SENIOR ADMINISTRATION OFFICIAL TWO: But if you want to play a game of hypothetical, I think the answer to the question is we would hope that the board would always make us smarter and a little bit more prescient about gathering crises where mass civilian casualties are a risk. It would help us be more attuned to where those flashpoints are and it would help us focus a little bit earlier on what leverage we have to address those flashpoints. That’s certainly what the examples that [Senior Administration Official One] led with are good examples of. It’s why we were able to move out ahead of the game on Burundi; it was why we were able to move out in a very big way – very nimbly – in CAR when the sort of match started to get lit there. I think it’s why we were able to respond ably in Burma to the situation in Rakhine State.
So I think the answer is, without getting into great specifics, again, with regard to every crisis, we hope that this is helping us be a little bit better at looking over the horizon, figuring out where the flashpoints are, and then figuring out what our mitigation strategy ought to be.

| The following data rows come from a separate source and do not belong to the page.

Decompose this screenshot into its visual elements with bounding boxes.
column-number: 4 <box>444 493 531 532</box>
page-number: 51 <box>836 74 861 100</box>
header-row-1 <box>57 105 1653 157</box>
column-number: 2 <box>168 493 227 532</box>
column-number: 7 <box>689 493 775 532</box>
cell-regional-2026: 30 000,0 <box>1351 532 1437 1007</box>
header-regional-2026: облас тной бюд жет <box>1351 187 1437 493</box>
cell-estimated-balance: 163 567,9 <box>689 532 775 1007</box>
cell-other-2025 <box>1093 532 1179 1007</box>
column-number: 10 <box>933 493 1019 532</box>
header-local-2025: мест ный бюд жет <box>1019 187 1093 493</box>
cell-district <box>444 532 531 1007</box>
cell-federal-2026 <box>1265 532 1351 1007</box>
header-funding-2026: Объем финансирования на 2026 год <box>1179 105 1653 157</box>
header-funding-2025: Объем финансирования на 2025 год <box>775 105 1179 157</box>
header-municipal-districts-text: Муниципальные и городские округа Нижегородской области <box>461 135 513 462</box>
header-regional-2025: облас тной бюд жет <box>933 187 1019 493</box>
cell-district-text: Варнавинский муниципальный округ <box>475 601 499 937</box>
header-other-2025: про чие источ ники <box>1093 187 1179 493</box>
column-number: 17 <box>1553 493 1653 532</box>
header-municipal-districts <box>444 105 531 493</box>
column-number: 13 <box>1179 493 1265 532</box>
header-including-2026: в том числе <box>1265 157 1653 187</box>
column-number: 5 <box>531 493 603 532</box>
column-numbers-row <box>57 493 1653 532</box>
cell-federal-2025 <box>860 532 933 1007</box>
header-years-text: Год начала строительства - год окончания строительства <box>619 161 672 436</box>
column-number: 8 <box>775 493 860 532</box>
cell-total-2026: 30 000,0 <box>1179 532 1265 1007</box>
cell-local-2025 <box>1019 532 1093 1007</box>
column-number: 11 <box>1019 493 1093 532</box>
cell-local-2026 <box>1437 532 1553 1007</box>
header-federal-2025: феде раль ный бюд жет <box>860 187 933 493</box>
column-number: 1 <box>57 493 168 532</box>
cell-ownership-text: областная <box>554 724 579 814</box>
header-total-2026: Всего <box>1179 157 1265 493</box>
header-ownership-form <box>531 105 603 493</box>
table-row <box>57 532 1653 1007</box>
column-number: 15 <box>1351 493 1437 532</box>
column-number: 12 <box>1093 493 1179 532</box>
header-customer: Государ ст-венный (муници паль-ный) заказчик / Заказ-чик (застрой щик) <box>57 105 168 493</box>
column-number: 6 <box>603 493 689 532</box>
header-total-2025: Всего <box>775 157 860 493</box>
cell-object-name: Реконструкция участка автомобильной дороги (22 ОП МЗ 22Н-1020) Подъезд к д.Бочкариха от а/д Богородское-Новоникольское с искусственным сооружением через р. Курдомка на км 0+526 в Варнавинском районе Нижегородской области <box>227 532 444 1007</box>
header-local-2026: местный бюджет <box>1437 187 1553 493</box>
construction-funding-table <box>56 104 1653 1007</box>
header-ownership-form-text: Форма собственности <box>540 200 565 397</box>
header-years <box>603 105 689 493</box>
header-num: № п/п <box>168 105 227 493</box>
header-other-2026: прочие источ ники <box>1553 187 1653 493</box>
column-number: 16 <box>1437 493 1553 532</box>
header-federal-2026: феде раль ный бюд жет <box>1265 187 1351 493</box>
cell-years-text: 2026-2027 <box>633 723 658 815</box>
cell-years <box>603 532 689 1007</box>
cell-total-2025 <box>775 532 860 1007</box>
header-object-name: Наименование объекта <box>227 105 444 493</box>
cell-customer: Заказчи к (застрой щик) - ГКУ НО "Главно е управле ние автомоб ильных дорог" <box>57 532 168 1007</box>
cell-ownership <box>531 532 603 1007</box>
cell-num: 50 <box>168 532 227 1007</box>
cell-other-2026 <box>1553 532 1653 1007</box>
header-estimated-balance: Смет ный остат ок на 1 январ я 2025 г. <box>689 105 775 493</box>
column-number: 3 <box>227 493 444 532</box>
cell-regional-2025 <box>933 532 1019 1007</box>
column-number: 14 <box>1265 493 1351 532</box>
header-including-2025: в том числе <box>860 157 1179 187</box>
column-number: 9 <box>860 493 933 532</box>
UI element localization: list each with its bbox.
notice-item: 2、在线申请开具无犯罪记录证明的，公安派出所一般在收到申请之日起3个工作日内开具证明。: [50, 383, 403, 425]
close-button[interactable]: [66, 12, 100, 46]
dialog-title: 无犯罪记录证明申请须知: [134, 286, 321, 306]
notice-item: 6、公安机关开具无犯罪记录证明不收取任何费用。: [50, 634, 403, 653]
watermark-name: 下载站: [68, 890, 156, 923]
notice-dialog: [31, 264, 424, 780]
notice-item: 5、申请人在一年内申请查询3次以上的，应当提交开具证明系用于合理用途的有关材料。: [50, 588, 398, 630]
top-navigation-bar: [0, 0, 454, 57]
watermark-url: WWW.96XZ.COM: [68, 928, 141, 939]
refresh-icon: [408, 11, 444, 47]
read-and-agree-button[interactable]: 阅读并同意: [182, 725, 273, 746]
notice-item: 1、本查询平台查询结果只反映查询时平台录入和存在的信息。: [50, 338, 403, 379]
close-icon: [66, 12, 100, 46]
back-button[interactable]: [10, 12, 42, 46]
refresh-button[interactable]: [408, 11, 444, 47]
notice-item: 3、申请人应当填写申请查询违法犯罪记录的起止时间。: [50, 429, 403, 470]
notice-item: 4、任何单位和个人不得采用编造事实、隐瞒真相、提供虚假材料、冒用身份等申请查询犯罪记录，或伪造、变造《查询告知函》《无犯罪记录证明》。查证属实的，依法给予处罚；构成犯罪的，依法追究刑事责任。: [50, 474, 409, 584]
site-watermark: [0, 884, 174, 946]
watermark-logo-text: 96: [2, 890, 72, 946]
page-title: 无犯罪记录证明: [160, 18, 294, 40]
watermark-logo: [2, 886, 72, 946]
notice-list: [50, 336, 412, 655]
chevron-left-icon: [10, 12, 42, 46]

SENIOR ADMINISTRATION OFFICIAL ONE: And the fact that we have, for example, a counterterrorism strategy and counterterrorism offices in various parts of the government and an interagency process that’s very focused on counterterrorism doesn’t mean that it’s going to eradicate terrorism in three years. And so I would just ask that or I would suggest that in evaluating the board’s contributions, it has to be seen as other interagency processes, and tool evolutions are seen and not held to a separate standard. Just because it can’t stop everything or do everything at once doesn’t mean that it doesn’t have value, and I think we are convinced that there is real value and that this is something that we can build on to get better attuned not only to acting earlier so that we hopefully don’t have as many full-blown crises, but also galvanizing international partners to do the same to move the entire security debate toward a more preventive model.
MODERATOR: Okay, everyone, we have to wrap up the call right now. I’m sorry we can’t run it any longer, but thank you very much to our speakers and thank you to everyone who chose to join us today. Everyone have a great afternoon. Thanks.